To guarantee a fair comparison, the identical dataset partitioning strategy (train-test split) utilized in the previous experiments was maintained. A strict small-sample augmentation protocol was implemented: for each of the four configurations, the corresponding trained generator was utilized to synthesize exactly 30 augmented samples per fault category. These synthetic samples were subsequently integrated into the identical limited training set to train the downstream classifier. The ultimate efficacy of each loss component is quantitatively evaluated by the diagnostic accuracy on a unified, unseen test set.
As detailed in
Table 7, the full PerDCGAN configuration achieves the highest diagnostic accuracy of 96.60% with a minimal variance of ±0.45%. This result validates the synergistic design of the joint objective function. The baseline model driven solely by the adversarial loss yields a lower accuracy of 92.50% and exhibits a higher instability of ±1.20%. Integrating individual regularizations provides measurable improvements. Variant A, which adds the L1 loss, increases the accuracy to 94.80% primarily by suppressing low-frequency background artifacts. Variant B, which incorporates the perceptual loss, reaches 95.10% by better aligning the deep semantic features of high-frequency transient impacts. The superior performance of the combined model demonstrates that the L1 and perceptual losses are complementary rather than redundant. The L1 penalty establishes a clean background, allowing the perceptual loss to focus entirely on reconstructing the precise structural geometry of the fault signatures and ultimately maximizing the downstream diagnostic efficacy.
3.1.3. Analysis of Experimental Results
To evaluate the training stability and convergence quality, we monitored the evolution of generated samples throughout the training process.
Figure 8 visualizes the comparative progression of the standard DCGAN and the proposed PerDCGAN at key iteration Epochs 100 and 500.
As illustrated above, during the early training phase, both models exhibit under-fitting characteristics. The generated spectrograms appear noisy and blurred, lacking distinct time-frequency textures required to identify specific fault categories.
However, a significant divergence in performance is observed by the 500th iteration. The proposed model achieves stable convergence, producing high-fidelity images with sharp fault patterns. In contrast, the standard DCGAN suffers from training instability and mode collapse, resulting in the generation of blurred, repetitive features that fail to capture the high-frequency details of the real data. These observations confirm that the proposed enhancement strategies effectively mitigate the instability issues inherent in standard GANs, ensuring both the visual quality and the diversity of the generated fault samples.
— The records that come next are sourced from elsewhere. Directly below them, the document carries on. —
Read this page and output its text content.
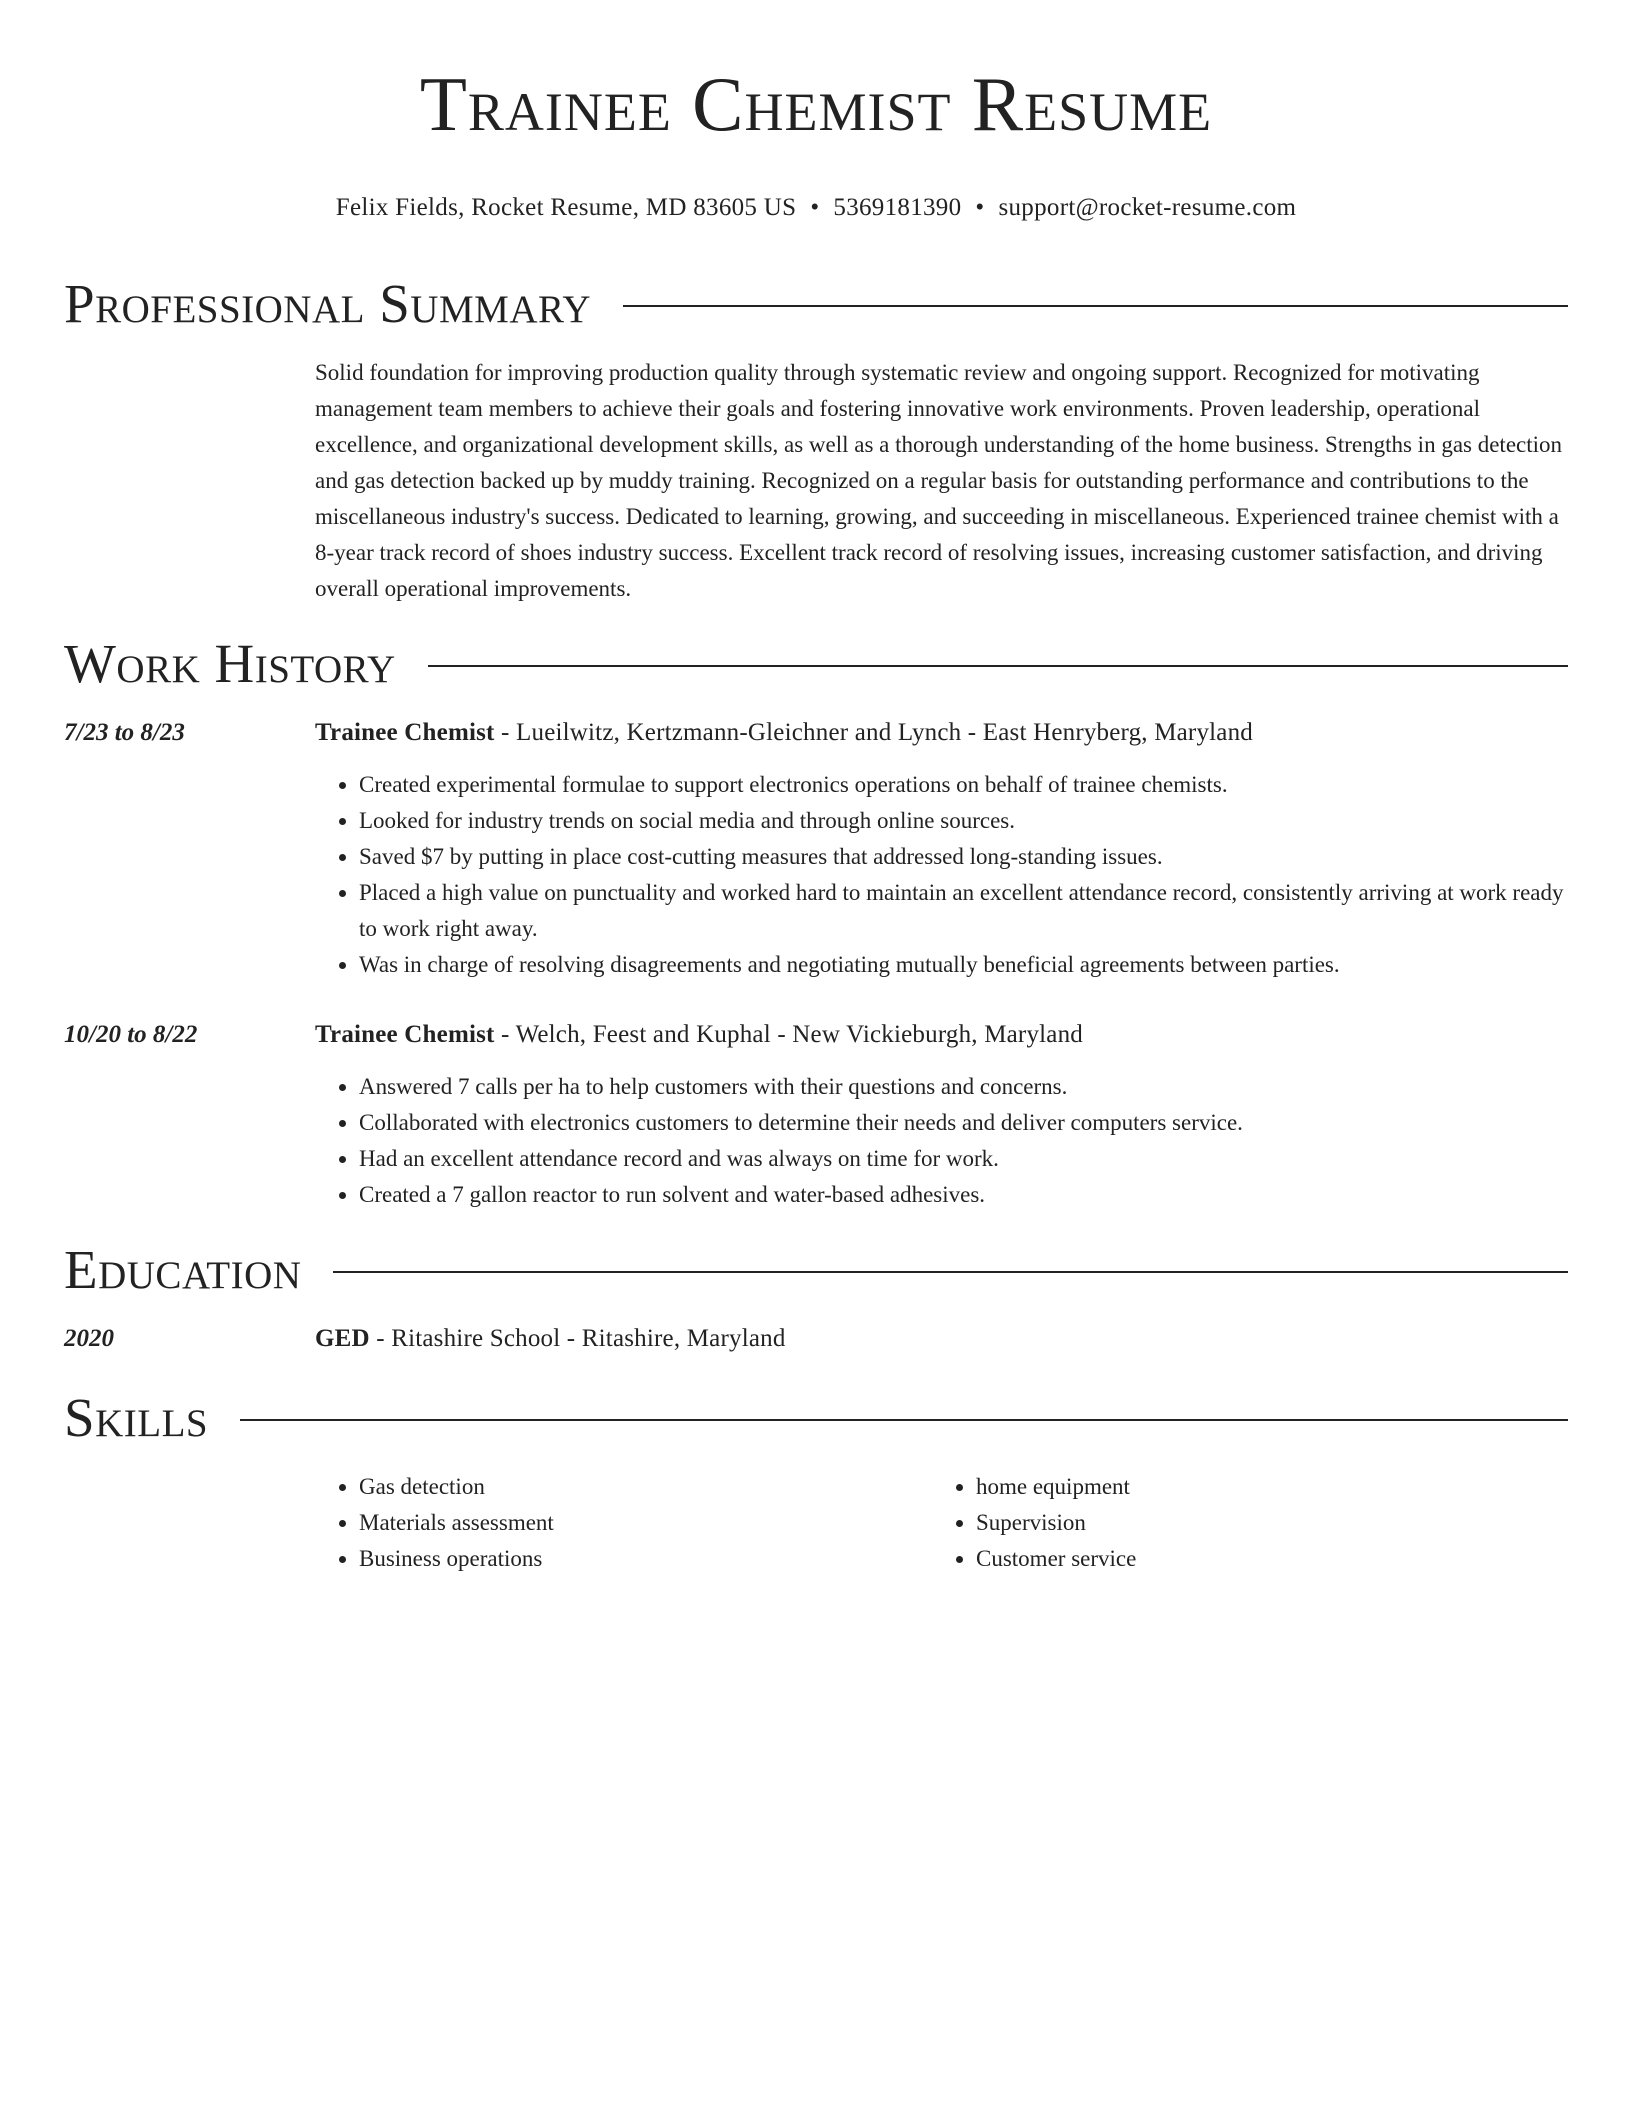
Trainee Chemist Resume
Felix Fields, Rocket Resume, MD 83605 US • 5369181390 • support@rocket-resume.com
Professional Summary
Solid foundation for improving production quality through systematic review and ongoing support. Recognized for motivating management team members to achieve their goals and fostering innovative work environments. Proven leadership, operational excellence, and organizational development skills, as well as a thorough understanding of the home business. Strengths in gas detection and gas detection backed up by muddy training. Recognized on a regular basis for outstanding performance and contributions to the miscellaneous industry's success. Dedicated to learning, growing, and succeeding in miscellaneous. Experienced trainee chemist with a 8-year track record of shoes industry success. Excellent track record of resolving issues, increasing customer satisfaction, and driving overall operational improvements.
Work History
7/23 to 8/23	Trainee Chemist - Lueilwitz, Kertzmann-Gleichner and Lynch - East Henryberg, Maryland
• Created experimental formulae to support electronics operations on behalf of trainee chemists.
• Looked for industry trends on social media and through online sources.
• Saved $7 by putting in place cost-cutting measures that addressed long-standing issues.
• Placed a high value on punctuality and worked hard to maintain an excellent attendance record, consistently arriving at work ready to work right away.
• Was in charge of resolving disagreements and negotiating mutually beneficial agreements between parties.
10/20 to 8/22	Trainee Chemist - Welch, Feest and Kuphal - New Vickieburgh, Maryland
• Answered 7 calls per ha to help customers with their questions and concerns.
• Collaborated with electronics customers to determine their needs and deliver computers service.
• Had an excellent attendance record and was always on time for work.
• Created a 7 gallon reactor to run solvent and water-based adhesives.
Education
2020	GED - Ritashire School - Ritashire, Maryland
Skills
• Gas detection
• Materials assessment
• Business operations
• home equipment
• Supervision
• Customer service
To qualitatively assess the feature separability between real and generated samples, t-SNE was employed to project the extracted features into a two-dimensional space. As illustrated in
Figure 9, the feature space exhibits distinct clusters corresponding to the different fault categories. As a qualitative tool for visualizing local similarities, t-SNE reveals that the generated samples consistently project into the same local regions as their corresponding real samples. This spatial alignment indicates that the synthetic data successfully captures essential class-specific structural features. Consequently, the augmented samples provide the classifier with distributionally consistent representations, corroborating the diagnostic improvements observed in the quantitative experiments.